A toda prisa, le resumí la situación a la enfermera y tras prometer regresar lo
antes posible, me metí en un taxi, desde el que le dejé un mensaje a mi marido en el
buzón de voz para que se ocupara del niño. Llegué al estudio con el tiempo justo para
que me espolvorearan la cara apresuradamente, y me senté ante la pantalla, por vez
primera, con la ropa que traía puesta. No había tiempo de repasar los textos y me
dispuse a leerlos directamente, como mejor pudiera, de la pantalla que nos ponían
delante.
No podía creer lo que las letras componían ante mis ojos. Mi cerebro se negaba a
leerlo en voz alta. Prescindí por completo del texto oficial y, con una voz que no
reconocía como propia, grité más que dije: «El malnacido de Antonio, el de deportes, ha
asesinado a Andrea Montes, nuestra querida compañera, de varios navajazos. Malditos
seamos todos, por nuestra complicidad».
Lo siguiente lo recuerdo como en una película a cámara rápida. El brusco corte
de la emisión, la cara furibunda de mi jefe, la mirada esquiva de quienes allí estábamos
y muchos gemidos sofocados. Me levanté, dejando ante mí la pantalla con el texto del
guion, que rezaba: «Ha fallecido la periodista de esta cadena Andrea Montes. Su cuerpo
fue hallado esta mañana con varias puñaladas y, aunque han detenido a su compañero
sentimental, no se han esclarecido las causas».

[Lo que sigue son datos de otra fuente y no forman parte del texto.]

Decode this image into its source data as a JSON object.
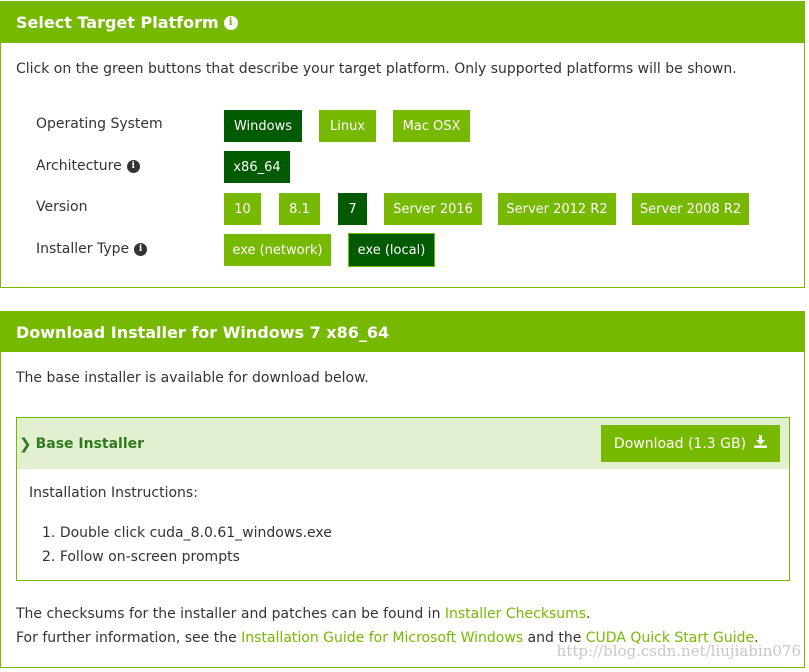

Fue mi último día de trabajo. Fui fulminantemente despedida por algo que
llamaron «causas objetivas» aunque mi jefe no se privó de aclararme que la razón fue
mi falta de profesionalidad, añadiendo que, de todos modos, me estaba haciendo mayor
y ganando demasiados kilos como para presentar el informativo.
Hoy, mientras envío el enésimo currículum en demanda de un empleo que nadie
me da, no puedo reprimir una sonrisa mientras veo en la televisión a una chica joven y
delgada, enfundada en un vestido verde, contar cómo se están reduciendo notablemente
las desigualdades entre hombre y mujeres, según los últimos estudios. Y apenas soy
capaz de reconocer el sillón en el que está sentada, el que ocupé yo durante tanto tiempo
y en el que Andrea se sentó una sola vez.
Antes de apagar el televisor, todavía puedo oírla decir con voz neutra que la
semana próxima se celebrará el juicio por la muerte de Andrea Montes.